Module fast_transformers.recurrent.attention.cross_attention.attention_layer

Similar to the corresponding module in fast_transformers.attention, this module performs all the query, key, value projections and output projections leaving the implementation of the attention to the inner attention module.

The crucial difference with respect to the self attention recurrent module (fast_transformers.recurrent.attention.RecurrentAttentionLayer) is that it doesn't recompute the projections for the keys and values if the state is not None.

Expand source code
#
# Copyright (c) 2020 Idiap Research Institute, http://www.idiap.ch/
# Written by Angelos Katharopoulos <angelos.katharopoulos@idiap.ch>
#

"""Similar to the corresponding module in fast_transformers.attention, this
module performs all the query, key, value projections and output projections
leaving the implementation of the attention to the inner attention module.

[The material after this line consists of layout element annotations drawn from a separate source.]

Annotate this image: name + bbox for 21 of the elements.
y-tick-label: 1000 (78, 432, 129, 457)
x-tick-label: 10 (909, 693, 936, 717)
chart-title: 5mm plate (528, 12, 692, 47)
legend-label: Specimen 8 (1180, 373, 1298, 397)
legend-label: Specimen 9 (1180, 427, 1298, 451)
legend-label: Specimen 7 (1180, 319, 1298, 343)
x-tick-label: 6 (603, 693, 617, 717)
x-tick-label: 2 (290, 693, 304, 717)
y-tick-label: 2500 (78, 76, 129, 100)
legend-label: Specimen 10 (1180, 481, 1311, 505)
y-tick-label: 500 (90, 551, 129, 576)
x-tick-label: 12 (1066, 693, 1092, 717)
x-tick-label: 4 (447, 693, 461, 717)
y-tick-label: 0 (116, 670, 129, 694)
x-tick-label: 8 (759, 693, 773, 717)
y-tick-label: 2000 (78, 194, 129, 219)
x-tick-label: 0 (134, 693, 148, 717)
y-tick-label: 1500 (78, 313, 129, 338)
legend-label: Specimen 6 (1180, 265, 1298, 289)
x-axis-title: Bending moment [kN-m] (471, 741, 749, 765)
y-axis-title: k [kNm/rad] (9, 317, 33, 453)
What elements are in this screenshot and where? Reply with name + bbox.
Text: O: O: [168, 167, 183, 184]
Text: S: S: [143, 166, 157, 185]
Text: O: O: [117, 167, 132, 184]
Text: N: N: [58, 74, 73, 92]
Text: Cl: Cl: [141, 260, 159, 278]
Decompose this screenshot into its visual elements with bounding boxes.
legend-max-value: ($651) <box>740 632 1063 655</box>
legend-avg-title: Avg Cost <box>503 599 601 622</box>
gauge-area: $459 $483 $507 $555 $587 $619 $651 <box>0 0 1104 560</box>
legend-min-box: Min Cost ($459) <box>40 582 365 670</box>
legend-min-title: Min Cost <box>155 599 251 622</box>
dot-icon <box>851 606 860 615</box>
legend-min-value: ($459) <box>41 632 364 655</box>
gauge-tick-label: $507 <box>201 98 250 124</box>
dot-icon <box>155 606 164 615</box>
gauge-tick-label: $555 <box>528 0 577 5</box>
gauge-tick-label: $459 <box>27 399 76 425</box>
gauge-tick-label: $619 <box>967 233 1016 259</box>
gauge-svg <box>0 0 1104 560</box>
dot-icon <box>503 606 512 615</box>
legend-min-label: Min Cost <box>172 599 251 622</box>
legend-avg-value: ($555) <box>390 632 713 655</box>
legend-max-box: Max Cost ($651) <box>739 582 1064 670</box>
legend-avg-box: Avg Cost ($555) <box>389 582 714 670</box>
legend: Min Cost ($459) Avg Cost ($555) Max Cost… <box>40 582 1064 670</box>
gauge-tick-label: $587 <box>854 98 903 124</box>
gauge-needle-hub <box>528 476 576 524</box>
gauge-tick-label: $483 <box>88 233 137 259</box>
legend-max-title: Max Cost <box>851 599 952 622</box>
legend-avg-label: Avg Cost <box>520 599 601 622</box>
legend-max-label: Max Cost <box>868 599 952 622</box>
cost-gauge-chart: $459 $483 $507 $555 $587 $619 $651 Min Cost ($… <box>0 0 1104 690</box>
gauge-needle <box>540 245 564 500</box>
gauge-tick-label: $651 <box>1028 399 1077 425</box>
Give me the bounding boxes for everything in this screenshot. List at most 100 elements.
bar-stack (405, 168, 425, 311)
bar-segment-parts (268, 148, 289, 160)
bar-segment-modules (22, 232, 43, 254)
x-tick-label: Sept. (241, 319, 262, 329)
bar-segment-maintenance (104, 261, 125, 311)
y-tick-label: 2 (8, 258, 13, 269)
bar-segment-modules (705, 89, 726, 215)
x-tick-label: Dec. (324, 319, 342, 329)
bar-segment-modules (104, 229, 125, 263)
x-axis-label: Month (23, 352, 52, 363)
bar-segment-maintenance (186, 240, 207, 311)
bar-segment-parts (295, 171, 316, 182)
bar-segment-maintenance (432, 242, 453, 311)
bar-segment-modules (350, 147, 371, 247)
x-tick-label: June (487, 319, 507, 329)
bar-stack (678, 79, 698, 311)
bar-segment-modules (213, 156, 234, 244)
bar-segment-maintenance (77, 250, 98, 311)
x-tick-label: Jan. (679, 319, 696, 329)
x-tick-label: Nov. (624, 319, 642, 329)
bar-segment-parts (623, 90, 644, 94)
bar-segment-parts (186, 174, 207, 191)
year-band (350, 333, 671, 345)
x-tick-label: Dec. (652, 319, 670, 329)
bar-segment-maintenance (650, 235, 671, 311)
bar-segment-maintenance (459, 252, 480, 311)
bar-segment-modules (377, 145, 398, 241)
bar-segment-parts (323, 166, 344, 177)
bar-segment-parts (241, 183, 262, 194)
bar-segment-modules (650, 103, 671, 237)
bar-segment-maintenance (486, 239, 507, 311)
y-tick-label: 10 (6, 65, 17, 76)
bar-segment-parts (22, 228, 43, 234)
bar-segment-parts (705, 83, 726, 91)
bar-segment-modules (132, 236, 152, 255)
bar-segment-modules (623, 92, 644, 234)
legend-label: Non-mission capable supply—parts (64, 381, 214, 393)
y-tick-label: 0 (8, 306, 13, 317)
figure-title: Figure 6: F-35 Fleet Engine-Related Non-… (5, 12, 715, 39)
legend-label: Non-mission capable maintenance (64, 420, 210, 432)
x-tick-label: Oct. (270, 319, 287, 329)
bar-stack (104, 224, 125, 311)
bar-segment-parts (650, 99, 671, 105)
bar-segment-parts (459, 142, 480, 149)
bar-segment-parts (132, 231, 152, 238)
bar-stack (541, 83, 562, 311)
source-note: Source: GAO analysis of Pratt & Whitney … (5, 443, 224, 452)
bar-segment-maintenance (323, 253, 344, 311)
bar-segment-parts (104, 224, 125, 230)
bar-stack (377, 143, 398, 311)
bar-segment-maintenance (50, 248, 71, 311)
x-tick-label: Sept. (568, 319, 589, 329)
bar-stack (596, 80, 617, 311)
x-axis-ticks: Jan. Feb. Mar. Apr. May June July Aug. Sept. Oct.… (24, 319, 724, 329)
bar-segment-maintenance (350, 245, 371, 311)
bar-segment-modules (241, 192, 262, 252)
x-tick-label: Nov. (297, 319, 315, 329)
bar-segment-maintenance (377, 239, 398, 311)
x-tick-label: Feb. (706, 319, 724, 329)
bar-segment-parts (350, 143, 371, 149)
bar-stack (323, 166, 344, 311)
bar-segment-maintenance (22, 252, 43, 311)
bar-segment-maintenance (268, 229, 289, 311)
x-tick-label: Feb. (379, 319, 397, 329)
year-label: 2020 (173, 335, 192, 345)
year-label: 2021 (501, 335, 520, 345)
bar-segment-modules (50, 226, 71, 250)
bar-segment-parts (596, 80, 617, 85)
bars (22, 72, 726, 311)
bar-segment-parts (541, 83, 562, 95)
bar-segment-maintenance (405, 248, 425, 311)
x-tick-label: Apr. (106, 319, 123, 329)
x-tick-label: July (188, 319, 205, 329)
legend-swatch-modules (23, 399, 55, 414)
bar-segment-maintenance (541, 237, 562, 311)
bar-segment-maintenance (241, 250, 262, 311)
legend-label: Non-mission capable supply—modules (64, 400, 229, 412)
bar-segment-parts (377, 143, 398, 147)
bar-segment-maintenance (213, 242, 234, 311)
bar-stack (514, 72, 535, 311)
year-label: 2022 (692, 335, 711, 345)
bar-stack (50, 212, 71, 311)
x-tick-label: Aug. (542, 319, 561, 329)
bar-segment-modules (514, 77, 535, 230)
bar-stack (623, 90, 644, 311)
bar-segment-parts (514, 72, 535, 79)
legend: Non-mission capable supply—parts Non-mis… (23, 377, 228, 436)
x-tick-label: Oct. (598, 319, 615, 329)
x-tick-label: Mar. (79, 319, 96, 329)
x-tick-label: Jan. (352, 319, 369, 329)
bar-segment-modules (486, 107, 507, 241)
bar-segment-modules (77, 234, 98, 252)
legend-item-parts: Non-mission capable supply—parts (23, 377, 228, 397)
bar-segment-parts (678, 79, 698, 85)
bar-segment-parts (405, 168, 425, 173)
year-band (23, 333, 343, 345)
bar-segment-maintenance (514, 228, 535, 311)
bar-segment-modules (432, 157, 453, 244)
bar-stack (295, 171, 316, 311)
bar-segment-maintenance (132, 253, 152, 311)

The crucial difference with respect to the self attention recurrent module
(fast_transformers.recurrent.attention.RecurrentAttentionLayer) is that it
doesn't recompute the projections for the keys and values if the state is not
None.
"""

from torch.nn import Linear, Module

from ....events import EventDispatcher


class RecurrentCrossAttentionLayer(Module):
    """See fast_transformers.attention.attention_layer.AttentionLayer .

    The differences with the aforementioned module as well as the
    RecurrentAttentionLayer are that this module projects the query every time
    and the keys and values only the first time they are provided.

    Arguments
    ---------
        attention: Specific inner attention implementation that just computes a
                   weighted average of values given a similarity of queries and
                   keys.
        d_model: The input feature dimensionality
        n_heads: The number of heads for the multi head attention
        d_keys: The dimensionality of the keys/queries
                (default: d_model/n_heads)
        d_values: The dimensionality of the values (default: d_model/n_heads)
        event_dispatcher: str or EventDispatcher instance to be used by this
                          module for dispatching events (default: the default
                          global dispatcher)
    """
    def __init__(self, attention, d_model, n_heads, d_keys=None,
                 d_values=None, event_dispatcher=""):
        super(RecurrentCrossAttentionLayer, self).__init__()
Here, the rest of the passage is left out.